As the partner and collaborator of producer-director Claude Berri, she co-founded the film production company Hirsch Production and worked as an associate producer on films such as L'un reste, l'autre part, Les Enfants, Le Démon de midi, La Maison du bonheur, Ensemble, c'est tout, La Graine et le Mulet, and Bienvenue chez les Ch'tis.

At Claude Berri's request, she wrote the song L'un part, l'autre reste, performed by Charlotte Gainsbourg. The soundtrack of the film, composed and arranged by André Manoukian and Frédéric Botton, was later covered by Sylvie Vartan and included in several of her albums.
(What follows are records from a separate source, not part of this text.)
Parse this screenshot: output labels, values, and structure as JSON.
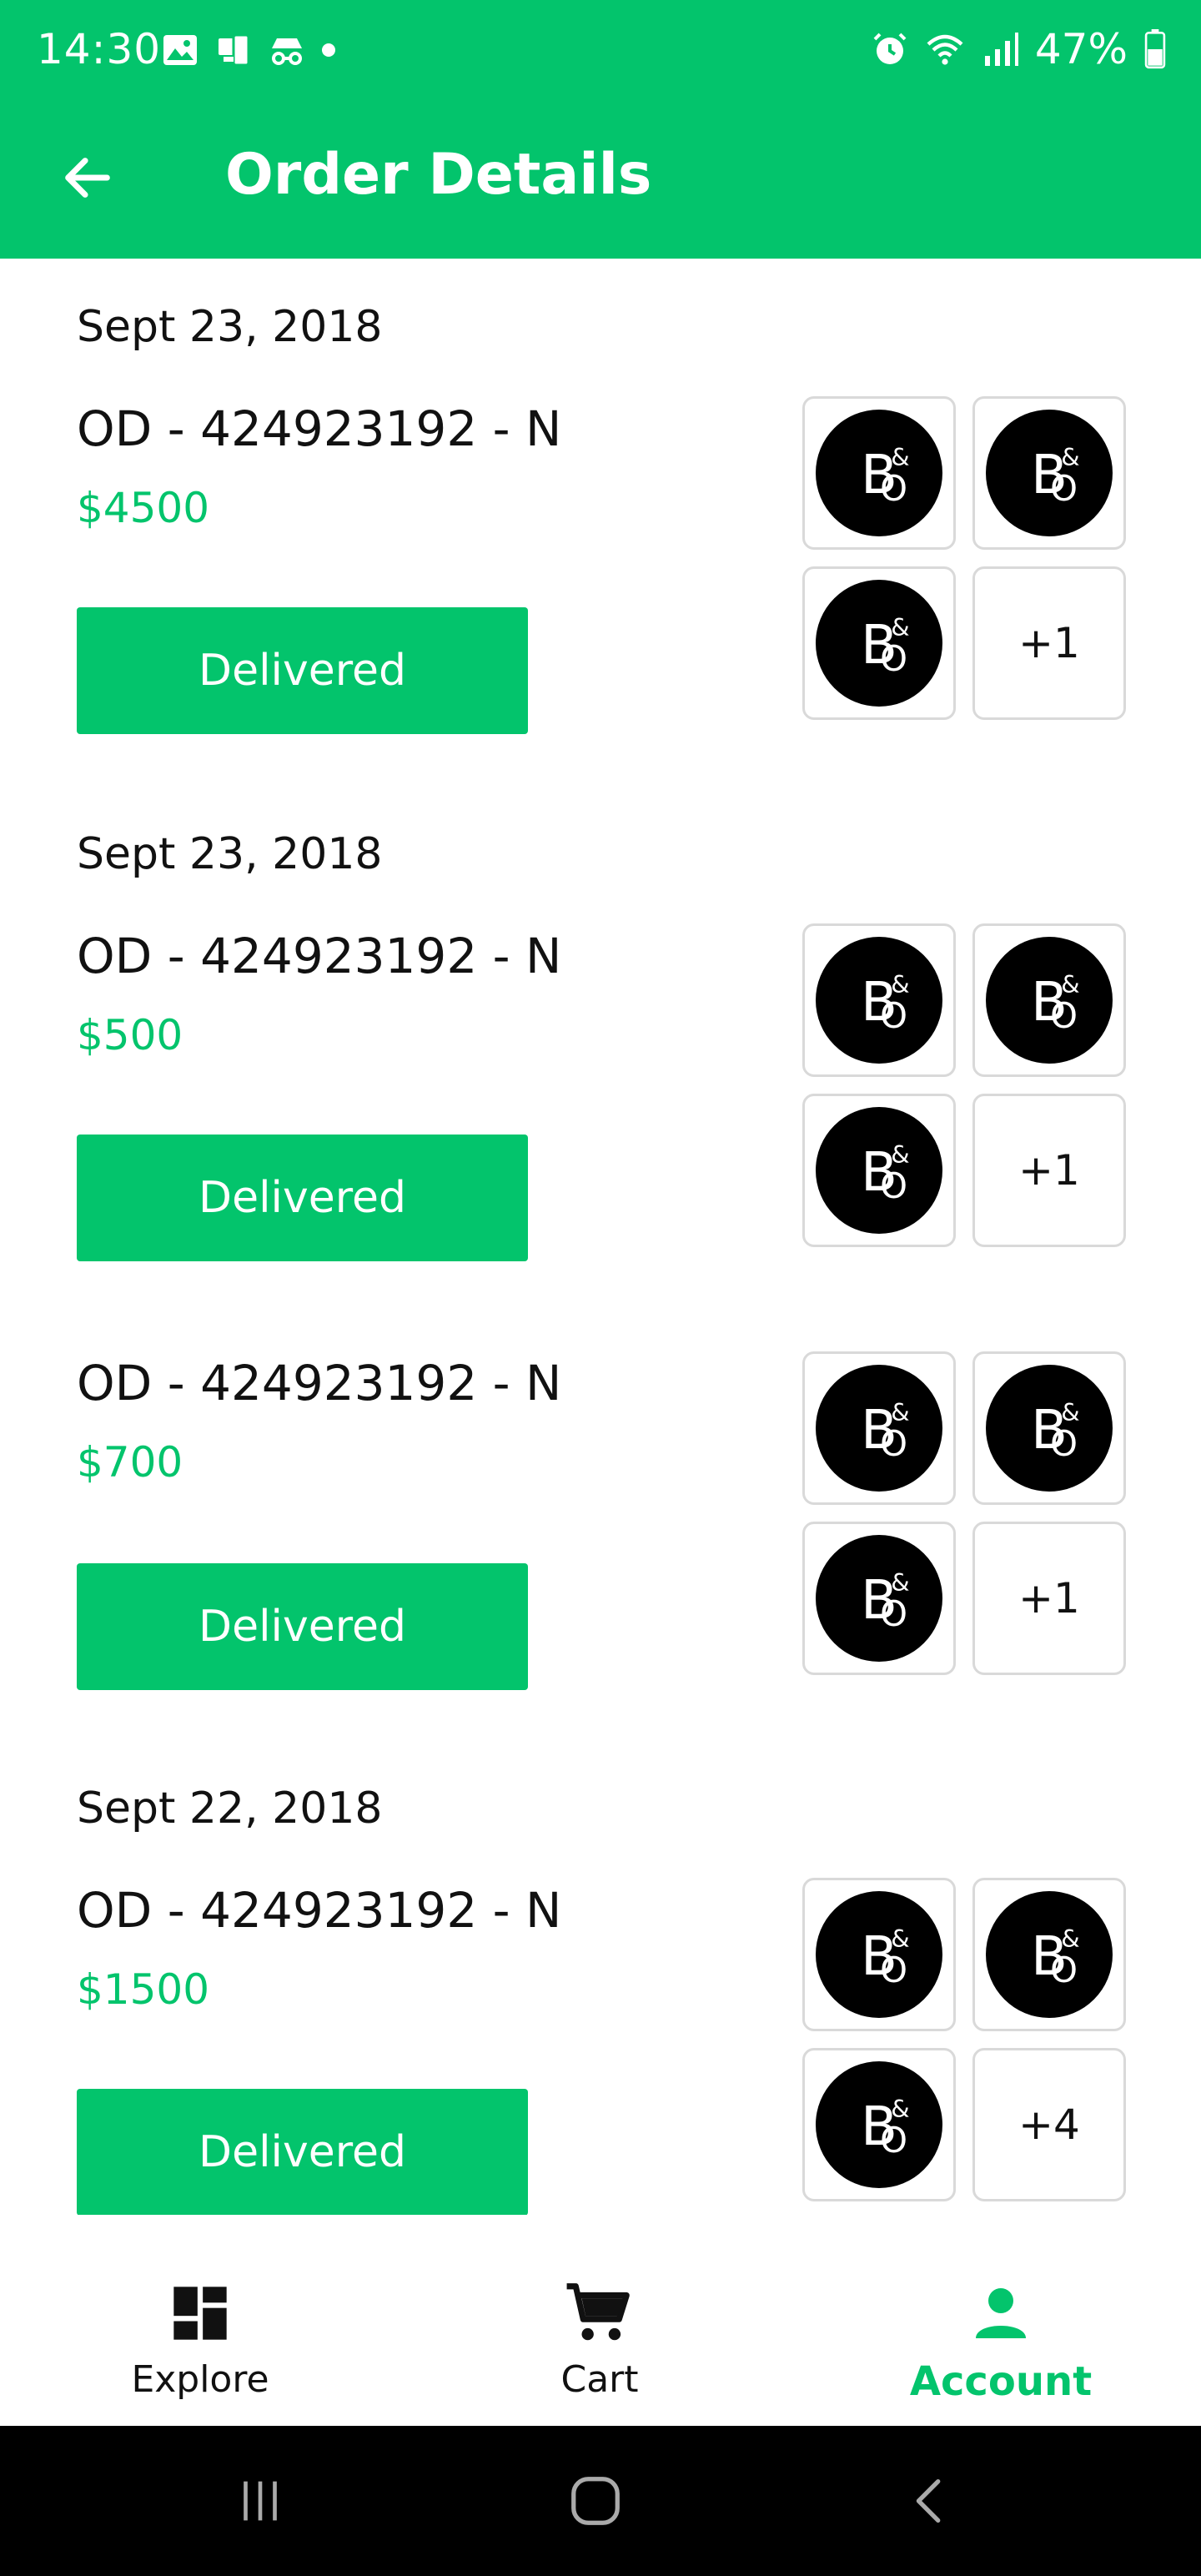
{
  "status_bar": {
    "time": "14:30",
    "battery": "47%",
    "left_icons": [
      "gallery-icon",
      "devices-icon",
      "incognito-icon",
      "dot-icon"
    ],
    "right_icons": [
      "alarm-icon",
      "wifi-icon",
      "signal-icon",
      "battery-icon"
    ]
  },
  "app_bar": {
    "title": "Order Details",
    "back_icon": "arrow-left-icon"
  },
  "orders": [
    {
      "date": "Sept 23, 2018",
      "id": "OD - 424923192 - N",
      "amount": "$4500",
      "status": "Delivered",
      "logo_text": "B&O",
      "more": "+1"
    },
    {
      "date": "Sept 23, 2018",
      "id": "OD - 424923192 - N",
      "amount": "$500",
      "status": "Delivered",
      "logo_text": "B&O",
      "more": "+1"
    },
    {
      "date": "",
      "id": "OD - 424923192 - N",
      "amount": "$700",
      "status": "Delivered",
      "logo_text": "B&O",
      "more": "+1"
    },
    {
      "date": "Sept 22, 2018",
      "id": "OD - 424923192 - N",
      "amount": "$1500",
      "status": "Delivered",
      "logo_text": "B&O",
      "more": "+4"
    }
  ],
  "bottom_nav": {
    "items": [
      {
        "label": "Explore",
        "icon": "dashboard-icon",
        "active": false
      },
      {
        "label": "Cart",
        "icon": "cart-icon",
        "active": false
      },
      {
        "label": "Account",
        "icon": "person-icon",
        "active": true
      }
    ]
  },
  "system_nav": {
    "buttons": [
      "recents-icon",
      "home-icon",
      "back-icon"
    ]
  },
  "colors": {
    "accent": "#03c46c",
    "text": "#111111",
    "thumb_border": "#d9d9d9"
  }
}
In 2007, Rheims published her ninth book, Journal intime, roman. Her eighth novel, L'Ombre des autres, was planned to be adapted for the screen with Mylène Farmer in the lead role, but the project was canceled following Claude Berri's death.

In 2008, she published her tenth novel, Le Chemin des sortilèges.
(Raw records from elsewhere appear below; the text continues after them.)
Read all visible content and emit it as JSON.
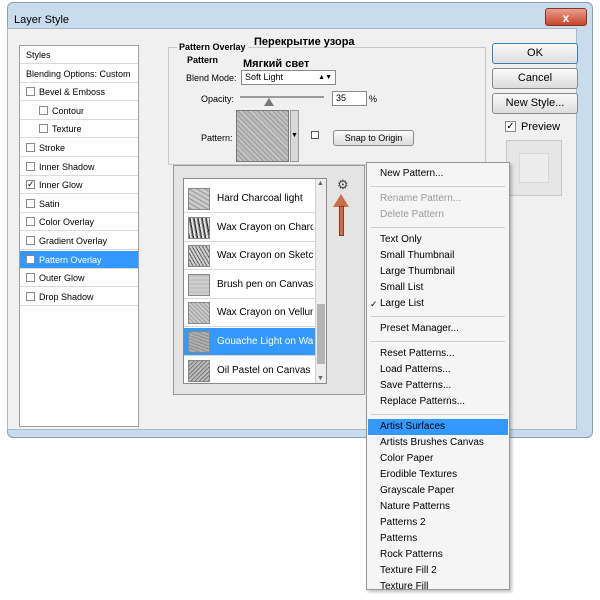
{
  "window": {
    "title": "Layer Style",
    "close_label": "x"
  },
  "styles_panel": {
    "items": [
      {
        "label": "Styles",
        "checkbox": false,
        "checked": false,
        "indent": 0,
        "selected": false
      },
      {
        "label": "Blending Options: Custom",
        "checkbox": false,
        "checked": false,
        "indent": 0,
        "selected": false
      },
      {
        "label": "Bevel & Emboss",
        "checkbox": true,
        "checked": false,
        "indent": 0,
        "selected": false
      },
      {
        "label": "Contour",
        "checkbox": true,
        "checked": false,
        "indent": 1,
        "selected": false
      },
      {
        "label": "Texture",
        "checkbox": true,
        "checked": false,
        "indent": 1,
        "selected": false
      },
      {
        "label": "Stroke",
        "checkbox": true,
        "checked": false,
        "indent": 0,
        "selected": false
      },
      {
        "label": "Inner Shadow",
        "checkbox": true,
        "checked": false,
        "indent": 0,
        "selected": false
      },
      {
        "label": "Inner Glow",
        "checkbox": true,
        "checked": true,
        "indent": 0,
        "selected": false
      },
      {
        "label": "Satin",
        "checkbox": true,
        "checked": false,
        "indent": 0,
        "selected": false
      },
      {
        "label": "Color Overlay",
        "checkbox": true,
        "checked": false,
        "indent": 0,
        "selected": false
      },
      {
        "label": "Gradient Overlay",
        "checkbox": true,
        "checked": false,
        "indent": 0,
        "selected": false
      },
      {
        "label": "Pattern Overlay",
        "checkbox": true,
        "checked": true,
        "indent": 0,
        "selected": true
      },
      {
        "label": "Outer Glow",
        "checkbox": true,
        "checked": false,
        "indent": 0,
        "selected": false
      },
      {
        "label": "Drop Shadow",
        "checkbox": true,
        "checked": false,
        "indent": 0,
        "selected": false
      }
    ]
  },
  "pattern_overlay": {
    "title": "Pattern Overlay",
    "subtitle": "Pattern",
    "annotation_title": "Перекрытие узора",
    "annotation_blend": "Мягкий свет",
    "blend_mode_label": "Blend Mode:",
    "blend_mode_value": "Soft Light",
    "opacity_label": "Opacity:",
    "opacity_value": "35",
    "opacity_unit": "%",
    "opacity_fraction": 0.35,
    "pattern_label": "Pattern:",
    "snap_label": "Snap to Origin"
  },
  "right_buttons": {
    "ok": "OK",
    "cancel": "Cancel",
    "new_style": "New Style...",
    "preview_label": "Preview",
    "preview_checked": true
  },
  "pattern_list": {
    "items": [
      {
        "name": "Hard Charcoal light",
        "selected": false
      },
      {
        "name": "Wax Crayon on Charcoal",
        "selected": false
      },
      {
        "name": "Wax Crayon on Sketch",
        "selected": false
      },
      {
        "name": "Brush pen on Canvas",
        "selected": false
      },
      {
        "name": "Wax Crayon on Vellum",
        "selected": false
      },
      {
        "name": "Gouache Light on Watercolor",
        "selected": true
      },
      {
        "name": "Oil Pastel on Canvas",
        "selected": false
      }
    ],
    "gear_icon": "gear-icon",
    "accent_color": "#3399ff"
  },
  "menu": {
    "items": [
      {
        "label": "New Pattern...",
        "type": "item"
      },
      {
        "type": "sep"
      },
      {
        "label": "Rename Pattern...",
        "type": "item",
        "disabled": true
      },
      {
        "label": "Delete Pattern",
        "type": "item",
        "disabled": true
      },
      {
        "type": "sep"
      },
      {
        "label": "Text Only",
        "type": "item"
      },
      {
        "label": "Small Thumbnail",
        "type": "item"
      },
      {
        "label": "Large Thumbnail",
        "type": "item"
      },
      {
        "label": "Small List",
        "type": "item"
      },
      {
        "label": "Large List",
        "type": "item",
        "checked": true
      },
      {
        "type": "sep"
      },
      {
        "label": "Preset Manager...",
        "type": "item"
      },
      {
        "type": "sep"
      },
      {
        "label": "Reset Patterns...",
        "type": "item"
      },
      {
        "label": "Load Patterns...",
        "type": "item"
      },
      {
        "label": "Save Patterns...",
        "type": "item"
      },
      {
        "label": "Replace Patterns...",
        "type": "item"
      },
      {
        "type": "sep"
      },
      {
        "label": "Artist Surfaces",
        "type": "item",
        "highlighted": true
      },
      {
        "label": "Artists Brushes Canvas",
        "type": "item"
      },
      {
        "label": "Color Paper",
        "type": "item"
      },
      {
        "label": "Erodible Textures",
        "type": "item"
      },
      {
        "label": "Grayscale Paper",
        "type": "item"
      },
      {
        "label": "Nature Patterns",
        "type": "item"
      },
      {
        "label": "Patterns 2",
        "type": "item"
      },
      {
        "label": "Patterns",
        "type": "item"
      },
      {
        "label": "Rock Patterns",
        "type": "item"
      },
      {
        "label": "Texture Fill 2",
        "type": "item"
      },
      {
        "label": "Texture Fill",
        "type": "item"
      }
    ]
  }
}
In 2015, she released her autobiographical novel, Place Colette, subtitled Détournement de majeur, which tells the story of her romance at age 14 with an actor 30 years her senior.

Subsequent works include Le père Lachaise, jardin des ombres (2014), La mémoire des squares (2016), Ma vie sans moi (2017), Des reins et des cœurs (2019), Roman (2020), Danger en rive (2021), and Au long des jours (2023).

==Personal life==
Rheim's first husband was composer Frédéric Botton. In 1989, she married publisher Léo Scheer. They later separated, but remained married until his death in 2024. In 1998, she became the partner of film director and producer Claude Berri, remaining with him until his death in 2009.
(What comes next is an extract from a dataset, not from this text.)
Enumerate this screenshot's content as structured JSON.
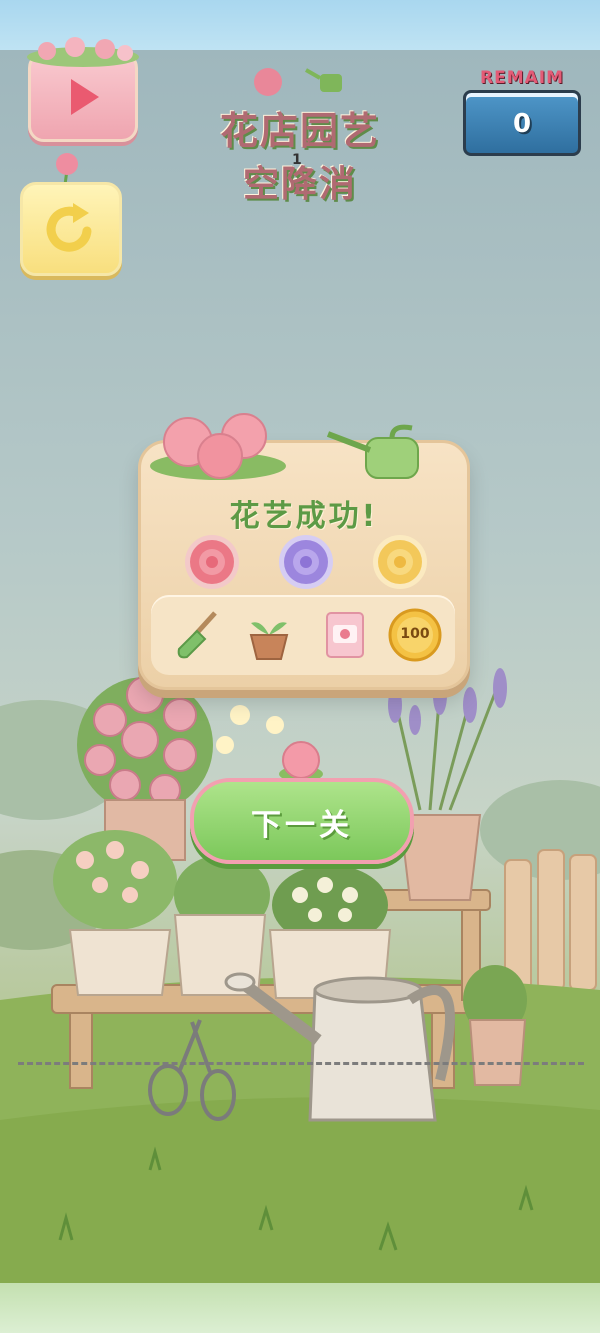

After Berri's death, Rheims became involved in the legal dispute regarding his inheritance. Thomas Langmann, Berri's oldest surviving son, accused her, his half-brother Darius and his father's second wife Sylvie Gautrelet of misappropriating his father's assets. In March 2025, Rheims, Gautrelet, Darius Langmann and several other people wered indicted for conspiracy to commit theft and tax evasion.

== Publications ==
- L’Un pour l’autre, Galilée, 1999 (reissued in Folio) "Book entry on the publisher's website"
- Lettre d’une amoureuse morte, Flammarion, 2000 (Folio)
- Les Fleurs du silence, Flammarion, 2001 (Folio)
- L’Ange de la dernière heure, Flammarion, 2002 (Folio)
- Lumière invisible à mes yeux, Léo Scheer, 2003
- Le Rêve de Balthus, Fayard-Léo Scheer, 2004 (Folio)
- Le Cercle de Megiddo, Léo Scheer, 2005 (Livre de poche)
- L'Ombre des autres, Léo Scheer, 2006
- Journal intime, Léo Scheer, 2007
- Le Chemin des sortilèges, Léo Scheer, 2008 ISBN 9782756101392
- Claude, Léo Scheer, 2009
- Car ceci est mon sang, Léo Scheer, 2010
- Le Fantôme du Fauteuil 32, Léo Scheer, 2011
- Laisser les cendres s’envoler, Léo Scheer, 2012
- Maladie d'amour, Léo Scheer, 2014
- Le Père-Lachaise, jardin des ombres, Michel Lafon, 2014
- Place Colette, Léo Scheer, 2015
- La mémoire des squares, Michel Lafon, 2016
- Ma vie sans moi, Léo Scheer, 2017
- Des reins et des cœurs, Léo Scheer, 2019
- Roman, Léo Scheer, 2020
- Danger en rive, Léo Scheer, 2021
- Au long des jours, Léo Scheer, 2023
- Ne vois-tu pas que je brûle, Léo Scheer, 2024.

== Filmography ==
=== Actress ===
- 1976: Un mari, c'est un mari by Serge Friedman (cinema)
- 1979: La Belle Époque de Gaston Couté written and directed by Philippe Pilard (television)
- 1979: L'Hôtel du libre échange by Georges Feydeau, directed by Guy Séligmann: one of Mathieu's daughters (television)
- 1979: Médecins de nuit by Pierre Lary, episode: Henri Gillot, retraité (TV series): Josiane (television)

=== Producer ===
- 2011: Mon père est femme de ménage by Saphia Azzeddine

=== Associate producer ===
- 2002: Une femme de ménage by Claude Berri
- 2003: Les Sentiments by Noémie Lvovsky
- 2004: San-Antonio by Frédéric Auburtin
- 2005: Les Enfants by Christian Vincent
- 2005: Le Démon de midi by Marie-Pascale Osterrieth
- 2006: La maison du bonheur by Dany Boon
- 2007: La Graine et le Mulet by Abdellatif Kechiche
- 2007: Ensemble, c'est tout by Claude Berri
- 2009: Trésor by Claude Berri

== Discography ==
- 45 RPM records (as "Alix")
- 1982: Asphalte
- 1983: Et si les étoiles... by Frédéric Botton
- 1984: Expérience inconnue by Frédéric Botton
- 1984: Voix "Off" by Frédéric Botton and Roland Romanelli
- 1989: Bing Bang Song by Frédéric Botton

== Honors ==
=== Decorations ===
- Knight of the Legion of Honour, 2012
- Officer of the Order of Arts and Letters promoted on February 10, 2016.